Görüştüğümüz sürece katılan insanlar bazı günlerin masada hiçbir ilerleme sağlanmadan geçtiğini, ama ertesi gün herkesin tekrar masaya geldiğini anlatıyorlar. Müzakerelerin 2 önemli özelliği; bağımsız bir oturum başkanı olması ve yapılandırılmış bir müzakere süreci olmasıydı. Bağımsız oturum başkanı herkesin herkesi dinlemesini sağlıyor ve herkesin konuşması için fırsat yaratıyordu. “Senatör Mitchell, bırakın konuşsunlar, bu dışarıda bağırmalarından iyidir, diyordu” diye anlatıyor O’Donnell o günleri.
Müzakere süreci oldukça esnek bırakılıyor.
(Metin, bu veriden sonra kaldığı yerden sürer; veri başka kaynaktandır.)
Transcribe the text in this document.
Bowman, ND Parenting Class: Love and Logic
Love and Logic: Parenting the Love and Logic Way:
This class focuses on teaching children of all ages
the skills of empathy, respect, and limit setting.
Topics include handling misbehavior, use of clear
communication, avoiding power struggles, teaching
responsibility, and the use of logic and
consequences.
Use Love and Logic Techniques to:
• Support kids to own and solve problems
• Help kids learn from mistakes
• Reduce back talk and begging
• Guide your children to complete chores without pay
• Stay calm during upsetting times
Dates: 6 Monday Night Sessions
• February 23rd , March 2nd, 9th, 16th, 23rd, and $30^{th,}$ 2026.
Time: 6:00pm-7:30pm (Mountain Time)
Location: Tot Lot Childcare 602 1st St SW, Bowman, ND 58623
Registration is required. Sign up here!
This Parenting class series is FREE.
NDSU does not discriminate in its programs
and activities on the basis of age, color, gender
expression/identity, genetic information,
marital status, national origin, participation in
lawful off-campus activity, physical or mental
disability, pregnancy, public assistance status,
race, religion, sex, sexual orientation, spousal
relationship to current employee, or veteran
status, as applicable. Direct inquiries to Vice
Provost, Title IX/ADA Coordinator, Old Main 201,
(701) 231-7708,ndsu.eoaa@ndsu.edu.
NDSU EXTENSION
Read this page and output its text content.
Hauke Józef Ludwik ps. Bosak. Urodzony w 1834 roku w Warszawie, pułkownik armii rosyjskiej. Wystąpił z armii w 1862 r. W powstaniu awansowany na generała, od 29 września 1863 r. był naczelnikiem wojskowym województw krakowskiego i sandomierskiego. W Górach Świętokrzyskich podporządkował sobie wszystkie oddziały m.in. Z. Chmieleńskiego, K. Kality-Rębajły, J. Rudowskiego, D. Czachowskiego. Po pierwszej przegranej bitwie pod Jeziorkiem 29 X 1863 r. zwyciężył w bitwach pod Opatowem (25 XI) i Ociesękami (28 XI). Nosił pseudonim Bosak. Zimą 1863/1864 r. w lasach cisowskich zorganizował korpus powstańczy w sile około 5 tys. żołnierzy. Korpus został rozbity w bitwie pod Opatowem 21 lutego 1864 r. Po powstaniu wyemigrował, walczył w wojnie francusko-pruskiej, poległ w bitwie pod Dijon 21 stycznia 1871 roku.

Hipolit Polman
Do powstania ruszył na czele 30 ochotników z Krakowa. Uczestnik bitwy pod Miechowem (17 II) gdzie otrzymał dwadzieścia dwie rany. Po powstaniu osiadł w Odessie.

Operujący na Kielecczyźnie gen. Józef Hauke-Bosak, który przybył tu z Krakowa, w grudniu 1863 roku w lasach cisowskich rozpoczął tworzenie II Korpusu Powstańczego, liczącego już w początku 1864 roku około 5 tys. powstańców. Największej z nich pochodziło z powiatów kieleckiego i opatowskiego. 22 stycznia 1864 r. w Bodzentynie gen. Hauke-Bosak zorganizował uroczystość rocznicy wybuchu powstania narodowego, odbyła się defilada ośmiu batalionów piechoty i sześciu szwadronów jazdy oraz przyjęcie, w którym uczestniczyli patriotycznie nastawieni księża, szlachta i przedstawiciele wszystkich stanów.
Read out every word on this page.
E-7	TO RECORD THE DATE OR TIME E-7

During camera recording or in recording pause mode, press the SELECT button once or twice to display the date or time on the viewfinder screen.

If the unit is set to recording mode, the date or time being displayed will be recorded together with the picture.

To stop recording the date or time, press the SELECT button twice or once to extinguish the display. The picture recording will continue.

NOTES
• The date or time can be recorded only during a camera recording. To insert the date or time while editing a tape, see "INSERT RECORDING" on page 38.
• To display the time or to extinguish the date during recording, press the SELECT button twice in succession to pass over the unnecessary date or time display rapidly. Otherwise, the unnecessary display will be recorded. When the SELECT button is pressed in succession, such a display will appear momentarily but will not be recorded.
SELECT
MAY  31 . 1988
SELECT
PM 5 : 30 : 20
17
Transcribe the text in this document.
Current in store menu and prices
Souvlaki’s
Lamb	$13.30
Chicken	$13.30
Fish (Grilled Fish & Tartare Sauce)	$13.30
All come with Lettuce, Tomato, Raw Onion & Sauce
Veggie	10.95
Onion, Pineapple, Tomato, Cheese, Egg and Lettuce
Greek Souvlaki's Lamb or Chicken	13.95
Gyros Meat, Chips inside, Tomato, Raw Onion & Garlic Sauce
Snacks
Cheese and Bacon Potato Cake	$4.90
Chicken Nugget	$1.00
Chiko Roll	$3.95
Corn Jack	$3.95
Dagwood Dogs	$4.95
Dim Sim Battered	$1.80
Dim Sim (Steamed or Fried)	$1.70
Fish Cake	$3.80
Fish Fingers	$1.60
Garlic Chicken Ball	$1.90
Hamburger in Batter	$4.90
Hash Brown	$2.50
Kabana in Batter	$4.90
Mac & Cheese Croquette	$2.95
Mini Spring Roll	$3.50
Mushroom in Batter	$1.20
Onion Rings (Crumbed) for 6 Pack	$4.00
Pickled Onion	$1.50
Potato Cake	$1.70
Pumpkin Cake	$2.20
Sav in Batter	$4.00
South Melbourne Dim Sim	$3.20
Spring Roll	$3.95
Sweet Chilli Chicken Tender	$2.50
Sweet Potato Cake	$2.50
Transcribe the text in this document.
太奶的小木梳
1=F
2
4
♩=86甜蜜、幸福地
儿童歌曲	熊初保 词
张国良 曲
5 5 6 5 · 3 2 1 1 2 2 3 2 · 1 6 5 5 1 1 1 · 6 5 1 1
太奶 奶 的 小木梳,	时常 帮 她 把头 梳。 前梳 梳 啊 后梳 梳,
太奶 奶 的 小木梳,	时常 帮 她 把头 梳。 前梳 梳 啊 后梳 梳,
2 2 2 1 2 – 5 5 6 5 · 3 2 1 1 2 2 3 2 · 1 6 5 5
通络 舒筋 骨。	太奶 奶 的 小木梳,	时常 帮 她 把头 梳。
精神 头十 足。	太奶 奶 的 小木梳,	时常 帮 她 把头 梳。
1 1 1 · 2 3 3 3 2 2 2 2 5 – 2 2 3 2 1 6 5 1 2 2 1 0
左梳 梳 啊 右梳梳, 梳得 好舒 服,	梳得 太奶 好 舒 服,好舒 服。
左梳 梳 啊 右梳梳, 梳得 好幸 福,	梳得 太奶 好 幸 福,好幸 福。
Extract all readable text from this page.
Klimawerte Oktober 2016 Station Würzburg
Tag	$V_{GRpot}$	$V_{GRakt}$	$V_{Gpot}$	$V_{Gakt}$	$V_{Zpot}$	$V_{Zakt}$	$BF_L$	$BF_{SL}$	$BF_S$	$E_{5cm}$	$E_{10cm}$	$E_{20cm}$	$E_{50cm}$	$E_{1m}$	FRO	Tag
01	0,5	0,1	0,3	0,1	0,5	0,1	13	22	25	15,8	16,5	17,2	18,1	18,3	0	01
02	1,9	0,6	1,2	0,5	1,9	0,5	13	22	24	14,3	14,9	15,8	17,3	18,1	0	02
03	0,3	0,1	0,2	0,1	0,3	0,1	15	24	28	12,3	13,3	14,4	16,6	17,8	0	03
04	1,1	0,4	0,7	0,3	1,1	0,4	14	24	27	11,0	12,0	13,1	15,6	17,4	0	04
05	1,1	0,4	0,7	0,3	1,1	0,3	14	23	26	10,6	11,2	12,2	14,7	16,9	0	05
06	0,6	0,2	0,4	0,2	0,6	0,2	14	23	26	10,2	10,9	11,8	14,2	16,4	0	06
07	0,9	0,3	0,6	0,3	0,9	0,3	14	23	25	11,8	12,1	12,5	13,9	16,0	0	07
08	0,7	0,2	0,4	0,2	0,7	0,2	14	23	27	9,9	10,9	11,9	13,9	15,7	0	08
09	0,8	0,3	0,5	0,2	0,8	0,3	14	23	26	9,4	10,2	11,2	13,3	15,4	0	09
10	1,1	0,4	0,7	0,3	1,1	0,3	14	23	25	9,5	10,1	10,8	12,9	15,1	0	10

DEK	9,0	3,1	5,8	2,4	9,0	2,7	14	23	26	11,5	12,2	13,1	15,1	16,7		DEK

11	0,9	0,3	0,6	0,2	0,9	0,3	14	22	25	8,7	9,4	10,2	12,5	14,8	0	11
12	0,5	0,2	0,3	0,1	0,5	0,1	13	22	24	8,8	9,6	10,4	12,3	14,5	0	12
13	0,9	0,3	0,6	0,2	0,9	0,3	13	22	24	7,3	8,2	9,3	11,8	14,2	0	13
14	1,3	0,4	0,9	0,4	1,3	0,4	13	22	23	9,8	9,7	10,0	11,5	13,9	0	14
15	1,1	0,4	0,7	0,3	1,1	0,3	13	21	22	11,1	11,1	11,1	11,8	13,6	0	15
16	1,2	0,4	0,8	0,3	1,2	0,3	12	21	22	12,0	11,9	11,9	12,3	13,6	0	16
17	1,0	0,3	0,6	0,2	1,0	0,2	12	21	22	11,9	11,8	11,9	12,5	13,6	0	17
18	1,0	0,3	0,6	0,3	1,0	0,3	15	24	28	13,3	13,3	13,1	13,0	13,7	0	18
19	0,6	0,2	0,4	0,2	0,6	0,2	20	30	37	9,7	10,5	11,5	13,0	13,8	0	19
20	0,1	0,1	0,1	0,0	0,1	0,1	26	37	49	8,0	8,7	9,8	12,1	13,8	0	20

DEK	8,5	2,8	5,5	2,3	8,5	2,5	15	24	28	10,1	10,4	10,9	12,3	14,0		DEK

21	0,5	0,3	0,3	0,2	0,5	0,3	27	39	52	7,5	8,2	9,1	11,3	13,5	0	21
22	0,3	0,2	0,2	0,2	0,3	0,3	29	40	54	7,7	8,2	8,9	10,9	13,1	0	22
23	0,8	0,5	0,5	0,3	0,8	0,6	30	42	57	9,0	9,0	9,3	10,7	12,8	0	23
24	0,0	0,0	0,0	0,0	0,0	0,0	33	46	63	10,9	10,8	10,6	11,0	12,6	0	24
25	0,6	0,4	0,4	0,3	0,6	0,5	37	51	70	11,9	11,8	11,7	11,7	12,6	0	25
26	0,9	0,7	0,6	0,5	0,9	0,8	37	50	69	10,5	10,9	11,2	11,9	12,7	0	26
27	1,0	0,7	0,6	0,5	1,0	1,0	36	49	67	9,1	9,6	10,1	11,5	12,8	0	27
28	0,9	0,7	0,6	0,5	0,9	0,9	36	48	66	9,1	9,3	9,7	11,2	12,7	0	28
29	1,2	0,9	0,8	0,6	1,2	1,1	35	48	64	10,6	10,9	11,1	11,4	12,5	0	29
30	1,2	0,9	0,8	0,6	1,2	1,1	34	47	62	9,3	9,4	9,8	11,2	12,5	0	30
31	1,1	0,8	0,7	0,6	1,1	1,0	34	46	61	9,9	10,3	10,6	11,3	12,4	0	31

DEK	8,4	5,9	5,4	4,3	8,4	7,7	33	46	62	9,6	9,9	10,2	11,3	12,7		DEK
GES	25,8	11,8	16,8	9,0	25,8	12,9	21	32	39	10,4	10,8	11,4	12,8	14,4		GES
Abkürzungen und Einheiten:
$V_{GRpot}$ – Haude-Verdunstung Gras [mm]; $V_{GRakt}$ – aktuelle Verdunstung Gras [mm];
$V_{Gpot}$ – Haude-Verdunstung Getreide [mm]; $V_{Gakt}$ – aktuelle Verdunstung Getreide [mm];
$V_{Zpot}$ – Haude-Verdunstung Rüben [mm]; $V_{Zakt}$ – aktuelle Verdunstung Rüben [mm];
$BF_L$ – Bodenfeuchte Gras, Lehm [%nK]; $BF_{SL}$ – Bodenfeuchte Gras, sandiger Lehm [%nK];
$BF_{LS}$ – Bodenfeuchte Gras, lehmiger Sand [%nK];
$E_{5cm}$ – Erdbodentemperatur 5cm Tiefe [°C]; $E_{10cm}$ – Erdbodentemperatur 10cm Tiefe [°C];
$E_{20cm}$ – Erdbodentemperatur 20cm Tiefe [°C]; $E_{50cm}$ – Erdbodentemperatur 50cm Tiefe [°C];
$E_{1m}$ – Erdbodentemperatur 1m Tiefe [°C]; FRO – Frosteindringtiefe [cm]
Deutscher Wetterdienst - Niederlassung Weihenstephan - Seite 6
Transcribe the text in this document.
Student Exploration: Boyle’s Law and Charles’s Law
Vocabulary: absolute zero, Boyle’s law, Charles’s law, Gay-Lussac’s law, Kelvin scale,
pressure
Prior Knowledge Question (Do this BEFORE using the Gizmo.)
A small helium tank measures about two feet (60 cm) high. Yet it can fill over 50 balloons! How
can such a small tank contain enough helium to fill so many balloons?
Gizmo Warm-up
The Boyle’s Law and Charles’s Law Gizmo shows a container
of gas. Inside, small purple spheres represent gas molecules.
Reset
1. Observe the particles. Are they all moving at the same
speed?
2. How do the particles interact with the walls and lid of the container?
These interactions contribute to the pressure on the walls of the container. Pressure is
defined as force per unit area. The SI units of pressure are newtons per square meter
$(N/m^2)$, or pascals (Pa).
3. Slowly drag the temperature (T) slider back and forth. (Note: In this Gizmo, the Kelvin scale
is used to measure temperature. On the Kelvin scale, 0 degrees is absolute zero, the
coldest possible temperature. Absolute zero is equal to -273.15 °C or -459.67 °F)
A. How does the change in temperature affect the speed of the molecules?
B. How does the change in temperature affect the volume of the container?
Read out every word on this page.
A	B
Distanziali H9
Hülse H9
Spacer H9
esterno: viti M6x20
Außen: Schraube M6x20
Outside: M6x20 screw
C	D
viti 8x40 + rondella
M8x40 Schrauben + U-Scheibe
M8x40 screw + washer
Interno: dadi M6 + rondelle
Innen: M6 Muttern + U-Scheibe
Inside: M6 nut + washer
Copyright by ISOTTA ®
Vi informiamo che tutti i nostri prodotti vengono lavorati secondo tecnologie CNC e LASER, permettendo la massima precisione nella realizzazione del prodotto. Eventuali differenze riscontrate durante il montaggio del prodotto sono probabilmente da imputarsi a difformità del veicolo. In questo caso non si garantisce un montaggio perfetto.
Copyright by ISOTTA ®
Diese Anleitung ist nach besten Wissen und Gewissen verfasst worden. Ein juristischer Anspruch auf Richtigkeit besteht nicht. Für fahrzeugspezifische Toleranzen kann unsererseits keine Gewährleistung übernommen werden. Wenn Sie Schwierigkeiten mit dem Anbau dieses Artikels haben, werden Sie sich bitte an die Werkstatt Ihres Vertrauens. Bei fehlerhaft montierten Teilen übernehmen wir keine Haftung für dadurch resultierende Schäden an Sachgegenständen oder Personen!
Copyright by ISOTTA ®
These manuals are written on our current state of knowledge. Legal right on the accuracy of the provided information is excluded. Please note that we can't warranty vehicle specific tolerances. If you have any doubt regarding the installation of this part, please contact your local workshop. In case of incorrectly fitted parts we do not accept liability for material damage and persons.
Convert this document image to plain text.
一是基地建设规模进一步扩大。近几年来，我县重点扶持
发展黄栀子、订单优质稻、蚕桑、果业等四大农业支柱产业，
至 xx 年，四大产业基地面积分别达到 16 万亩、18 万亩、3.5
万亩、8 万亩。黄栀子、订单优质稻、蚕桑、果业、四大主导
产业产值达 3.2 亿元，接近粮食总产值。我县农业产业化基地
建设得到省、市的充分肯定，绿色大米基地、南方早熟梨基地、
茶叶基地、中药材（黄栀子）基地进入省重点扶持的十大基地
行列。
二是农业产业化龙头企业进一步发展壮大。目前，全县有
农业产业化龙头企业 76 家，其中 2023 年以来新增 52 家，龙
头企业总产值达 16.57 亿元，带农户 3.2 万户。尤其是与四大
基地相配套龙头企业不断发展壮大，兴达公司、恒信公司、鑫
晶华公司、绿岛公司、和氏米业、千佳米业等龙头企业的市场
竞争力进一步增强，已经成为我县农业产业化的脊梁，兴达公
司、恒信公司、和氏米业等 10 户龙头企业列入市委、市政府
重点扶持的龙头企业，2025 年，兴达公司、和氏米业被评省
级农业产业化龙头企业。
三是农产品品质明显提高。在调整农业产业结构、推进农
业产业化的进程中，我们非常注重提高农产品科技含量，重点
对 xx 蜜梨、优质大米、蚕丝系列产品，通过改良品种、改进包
O dönemki İrlanda Başbakanı Ahern görüşmemizde süreci şöyle tanımlıyor:
“Ana ilkemiz şuydu: Her şeyin üzerinde anlaşana kadar hiçbir şeyin üzerinde anlaşmamış varsayıyorduk.
Zordu, tüm müzakereler gibi inişleri çıkışları vardı. Blair ve ben şuna karar vermiştik, çatışma çok uzun ve şiddetli olduğu için mümkün olduğunca kapsamlı bir anlaşma yaptık, anlaşmada değinebileceğimiz tüm konulara değindik, tüm alanlara ilişkin bir yol haritası çıkardık, temel reform alanlarını belirledik, ceza yasası, tutuklular, kolluk kuvvetleri, kuzeydeki meclisin nasıl düzenleneceği, insanların bu meclise nasıl seçileceği, iktidarın bu insanlar arasında nasıl paylaşılacağı…gibi.”
Müzakerelerde tüm sorunlar ele alınarak her biri için birer yol haritası belirlendi.
Ve 1998 yılı Nisan ayının bir Cuma günü Barış Anlaşması nam-ı diğer Hayırlı Cuma Anlaşması muhalefete yer vermeyecek şekilde tüm tarafların katılımı ile imzalanıyor.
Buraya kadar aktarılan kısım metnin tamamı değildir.